Friday, July 22, 2005

Who Needs Affordable Housing?

Draft Study Leaves Affordable Housing Blowing In The Wind

As recently reported in Newsday [Not Sold On Homes Plan], the Long Island Regional Planning Board has released a draft study which, according to housing advocates, underestimates – some say grossly so – Long Island’s need for affordable housing.

While Lee Koppelman, Executive Director of the Regional Planning Board, acknowledges the affordable housing shortage on Long Island, the draft report points to a decreasing population in many Long Island communities (obviously, the shadow population of illegal renters has been overlooked in its entirety) and, curiously, lower monthly costs of home ownership.

Whoa! Lower costs of home ownership? That’s where the Planning Board’s report turns from “draft” to “tornado,” a vacuum sucking all reason and reality from Long Island’s housing scene.

According to the report, in 1985, the monthly cost of home ownership was $2,830, compared with $2,388 in 2004. The Planning Board cites lower interest rates for this finding. [Yes, we're talking 1985 costs in 2004 dollars, but still, the numbers don't jive with the finding that the true costs of home ownership are less today than they were in 1985.]

While statistics can be made to show anything we’d like them to show, these figures alone are so skewed that they cannot be said to pass the straight face test. Is there anyone reading this – or anyone that any reader knows – who is paying less today for housing costs than they did in 1985? Maybe – just maybe – if we take property taxes out of the equation, and you refinanced when rates were rock bottom, you may have broken even. Even then. If you pay property taxes as part of your mortgage, you will find, more often than not, your monthly tax escrow to be greater than the principal and interest on your loan combined.

Let’s pull out those Tax Statements for 1985. Hmm. Combined Town, County and School tax - $4,246. Now, the Tax Statement for 2004 (drum roll, please) - $10,672. Yup, our housing costs have gone down.

Never met Lee Koppelman. We’re sure he’s a wonderful guy. Brilliant, in fact. But come on now, Lee. It doesn’t take an expert in the field of either planning or economics (or someone who plays such an expert on TV) to realize that housing costs on Long Island have skyrocketed since 1985, and real income has nowhere kept pace.

Even the Planning Board's own figures belie the study's conclusions. In 1994, the median price of a single family home in Nassau County was $176,000. In 2004, the median price was $427,000. How is it possible that monthly housing costs have gone down?

The Community Alliance has reviewed the July, 2005 Summary Presentation of the Housing Segment of the Long Island Regional Comprehesive Plan, as promulgated by the Planning Board, and to be fair, the study, even in its infancy, reaches toward numerous admirable goals.
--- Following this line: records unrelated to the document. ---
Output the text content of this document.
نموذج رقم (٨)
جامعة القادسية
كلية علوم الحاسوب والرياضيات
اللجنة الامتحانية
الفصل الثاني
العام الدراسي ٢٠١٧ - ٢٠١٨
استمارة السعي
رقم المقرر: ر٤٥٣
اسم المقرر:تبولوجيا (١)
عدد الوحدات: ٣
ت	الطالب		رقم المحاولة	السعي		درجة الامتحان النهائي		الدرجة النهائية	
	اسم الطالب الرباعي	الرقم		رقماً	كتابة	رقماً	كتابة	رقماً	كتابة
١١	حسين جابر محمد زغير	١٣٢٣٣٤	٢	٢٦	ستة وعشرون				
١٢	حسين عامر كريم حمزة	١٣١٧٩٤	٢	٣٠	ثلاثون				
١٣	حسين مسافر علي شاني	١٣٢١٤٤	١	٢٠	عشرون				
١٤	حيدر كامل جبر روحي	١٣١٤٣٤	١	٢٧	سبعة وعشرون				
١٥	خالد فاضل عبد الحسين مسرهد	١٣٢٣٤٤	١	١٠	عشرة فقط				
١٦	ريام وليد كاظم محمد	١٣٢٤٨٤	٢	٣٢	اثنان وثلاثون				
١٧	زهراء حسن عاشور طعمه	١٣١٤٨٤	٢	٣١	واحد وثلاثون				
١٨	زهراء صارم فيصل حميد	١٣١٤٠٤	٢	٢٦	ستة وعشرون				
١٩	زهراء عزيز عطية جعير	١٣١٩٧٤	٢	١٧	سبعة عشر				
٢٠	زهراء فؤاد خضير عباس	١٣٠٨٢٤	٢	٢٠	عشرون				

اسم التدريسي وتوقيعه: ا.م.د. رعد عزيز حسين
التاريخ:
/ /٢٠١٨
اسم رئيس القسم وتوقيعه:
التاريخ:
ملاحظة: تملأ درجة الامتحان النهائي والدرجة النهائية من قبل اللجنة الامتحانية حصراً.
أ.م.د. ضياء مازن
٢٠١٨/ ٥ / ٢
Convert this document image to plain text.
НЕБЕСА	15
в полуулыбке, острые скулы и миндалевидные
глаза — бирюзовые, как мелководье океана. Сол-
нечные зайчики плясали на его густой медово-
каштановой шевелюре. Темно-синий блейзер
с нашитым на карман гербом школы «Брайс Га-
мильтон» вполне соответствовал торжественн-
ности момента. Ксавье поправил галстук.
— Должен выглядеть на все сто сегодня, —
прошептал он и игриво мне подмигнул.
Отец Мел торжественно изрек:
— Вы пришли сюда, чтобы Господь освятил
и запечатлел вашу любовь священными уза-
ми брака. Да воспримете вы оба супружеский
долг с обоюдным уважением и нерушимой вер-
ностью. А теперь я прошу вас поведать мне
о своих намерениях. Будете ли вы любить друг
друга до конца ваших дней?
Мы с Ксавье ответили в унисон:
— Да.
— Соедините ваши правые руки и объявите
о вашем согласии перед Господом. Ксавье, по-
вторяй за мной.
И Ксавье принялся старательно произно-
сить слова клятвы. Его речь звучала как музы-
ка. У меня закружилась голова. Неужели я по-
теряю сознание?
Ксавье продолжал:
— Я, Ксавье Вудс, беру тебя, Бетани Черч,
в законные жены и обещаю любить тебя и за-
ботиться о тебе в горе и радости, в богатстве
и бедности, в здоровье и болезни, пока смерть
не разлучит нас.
We agree with the Board that "the key to building more affordable housing is higher density" - that balanced mix of attached and semi-attached homes; smaller single family houses amidst the McMansions; rentals and ownership properties interspersed with retail businesses in the "downtowns" of our communities.

Among the salient points advanced by the Planning Board that merit implementation are:
  • Housing programs that target specific populations, including seniors, the young, seasonal workers, and middle-class professionals;
  • Creation of a "Next Generation Housing Fund," to assist with down payment for home ownership; and
  • Streamlining the approval process and removing unnecessary barriers for the construction of affordable housing.

The Community Alliance deems as unacceptable, however, the Board's proposal to turn illegal housing units into legal accessory dwelling units, an idea that would legitimatize the dangers - to life, limb and suburbia - of illegal apartments in single-family homes. Anyone who believes otherwise need only take a drive through Elmont!

As we’ve intimated before [okay, we’ve come right out and screamed it], there hasn’t been anything close to planned development on Long Island since Robert Moses built his causeway. Build what you want, as big as you like, the uglier the better – and if, by some odd quirk, there’s a rule that says you can’t do that, we’ll find a way to carve out an exception.

“Smart Growth” on Long Island it is not. On our island, “regional planning” has been and, in great measure, remains an oxymoron.

Studies are all well and good. Everyone should have a study commissioned once in his or her lifetime. A study on affordable housing on Long Island, however, must come out of the box with a basic premise – that there just is not enough of it!
---
For more information on “Smart Growth” initiatives, visit www.smartgrowth.org.

For more information on a "vision" of a Long Island where communities and neighborhoods have a true sense of place, visit www.visionlongisland.org.

To be a true rebel for the cause of community, visit www.thecommunityalliance.org and "sign up" as a "friend."

1 comment:

  1. The Brookings Institution has a nice report that examines the effectiveness of seven decades of affordable housing strategies. The report extracts implications for today's state and local affordable housing strategies. Maybe someone from the County out to take a read.